短剑在手,我耍了一个剑花之后,看着孙胖子说道:“大圣,在你眼里还有好人吗?看看,要是有问题的话,我不跟着一样倒霉吗?”说话的工夫,我已经将孙胖子从地上拉了起来,那只硕大的财鼠也缓了过来,顺着他主人的裤管一路爬回到了孙胖子的上衣口袋里,只露出来一双滴溜溜乱转的小耗子眼盯着外面的情况。
孙胖子盯着我手中的短剑,目光中满是艳羡,手却不敢再摸一下短剑。片刻之后,他抬头看着我说道:“辣子,这两把到底是什么剑?是不是只有你们长了白头发的,才能拿得起来?”
看他对着两把短剑彻底没了想法,我将短剑重新放回到木匣中。
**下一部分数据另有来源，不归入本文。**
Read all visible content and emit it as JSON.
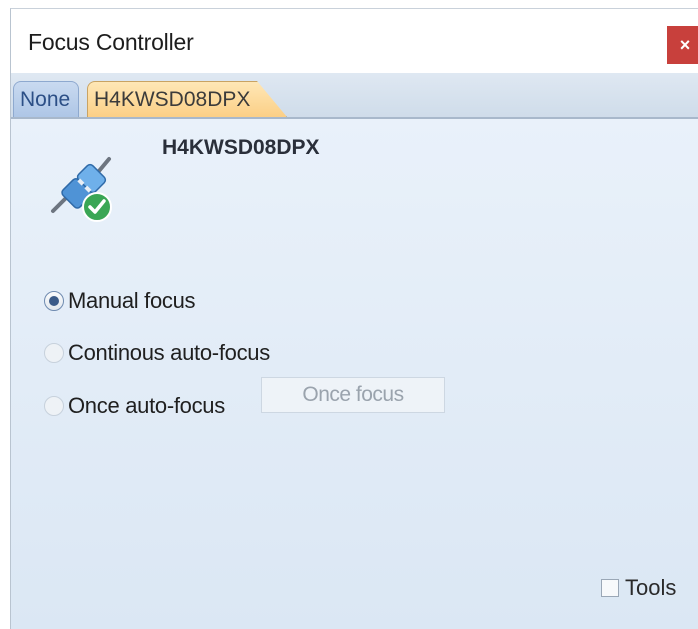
{
  "window": {
    "title": "Focus Controller",
    "close_glyph": "×"
  },
  "tabs": [
    {
      "label": "None",
      "active": false
    },
    {
      "label": "H4KWSD08DPX",
      "active": true
    }
  ],
  "device": {
    "name": "H4KWSD08DPX",
    "icon": "plug-connected-icon",
    "status": "connected"
  },
  "focus_modes": [
    {
      "label": "Manual focus",
      "selected": true,
      "enabled": true
    },
    {
      "label": "Continous auto-focus",
      "selected": false,
      "enabled": false
    },
    {
      "label": "Once auto-focus",
      "selected": false,
      "enabled": false
    }
  ],
  "once_focus_button": {
    "label": "Once focus",
    "enabled": false
  },
  "tools": {
    "label": "Tools",
    "checked": false
  },
  "colors": {
    "close": "#c8403c",
    "active_tab": "#fbcf86",
    "panel": "#e3edf7",
    "check": "#3aa655"
  }
}
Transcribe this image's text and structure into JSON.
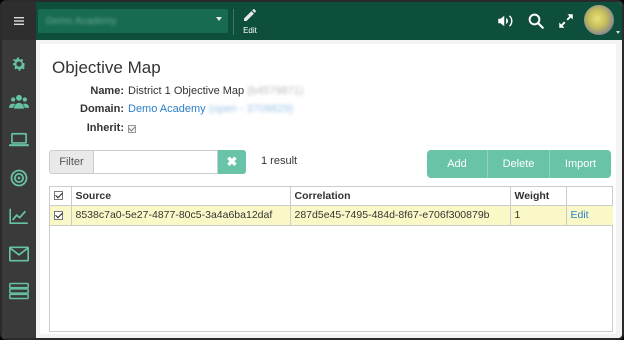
{
  "topbar": {
    "app_select_value": "Demo Academy",
    "edit_label": "Edit"
  },
  "sidebar": {
    "menu_icon": "hamburger-icon",
    "items": [
      {
        "icon": "gear-icon"
      },
      {
        "icon": "users-icon"
      },
      {
        "icon": "laptop-icon"
      },
      {
        "icon": "target-icon"
      },
      {
        "icon": "chart-icon"
      },
      {
        "icon": "envelope-icon"
      },
      {
        "icon": "server-icon"
      }
    ]
  },
  "page": {
    "title": "Objective Map",
    "name_label": "Name:",
    "name_value": "District 1 Objective Map",
    "name_hidden": "(b4579871)",
    "domain_label": "Domain:",
    "domain_value": "Demo Academy",
    "domain_hidden": "(open - 3709829)",
    "inherit_label": "Inherit:"
  },
  "filter": {
    "label": "Filter",
    "value": "",
    "placeholder": "",
    "clear_icon": "close-icon",
    "result_text": "1 result"
  },
  "actions": {
    "add": "Add",
    "delete": "Delete",
    "import": "Import"
  },
  "table": {
    "headers": [
      "Source",
      "Correlation",
      "Weight",
      ""
    ],
    "rows": [
      {
        "source": "8538c7a0-5e27-4877-80c5-3a4a6ba12daf",
        "correlation": "287d5e45-7495-484d-8f67-e706f300879b",
        "weight": "1",
        "action": "Edit"
      }
    ]
  },
  "colors": {
    "topbar": "#0d4f3c",
    "sidebar": "#3a3a3a",
    "accent": "#69c3a8",
    "link": "#2a7fc7",
    "selected_row": "#fbf8c8"
  }
}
然后对着孙胖子说道:“拿你刚才的话说,知道我就告诉你了。”接着,我将在小仓库里看到的一切(除了我刚刚拿到短剑时的身体变化)和孙胖子说了一遍。
孙胖子听得眼睛都有点直了,听我说到这两只短剑现身,整个仓库里面的物品都在共鸣的时候,他不由自主地跨了一步,走到我的面前,试探着摸了一下木匣,却不敢打开再看一眼短剑。随后扭脸看着我说道:“辣子,不是我说你,钥匙都给你了,还瞎客气什么。两把短剑你就知足了?要是我就直接把仓库清空,留个一件两件给老吴留个念想就行了。”
说完之后,孙胖子向我挤了挤眼睛,嬉皮笑脸地说道:“那什么,下次再去的时候,帮我挑一样我能用的家伙。不用太好,只要不比你怀里的那两把短剑次就行。”孙胖子说到这里顿了一下,也不等回答,给我造成了一种默认的局面,他再次说道,“辣子,你捧着这么一个木头匣子,也不是事。来吧,我给你找个藏东西的好地方。”
我看了一眼孙胖子,摆了摆手,说道:“不用了,我自己捧着心里踏实。”“先看看再说。”孙胖子向着我做了一个鬼脸,直接走到了房间尽头的一组控制开关前,看着我说道:“这个暗间没有几个人知道,也就是高老大、我加上几个主任。辣子,这个暗间的事情你可别乱说。”说完最后一个字的时候,孙胖子按动了其中一个开关。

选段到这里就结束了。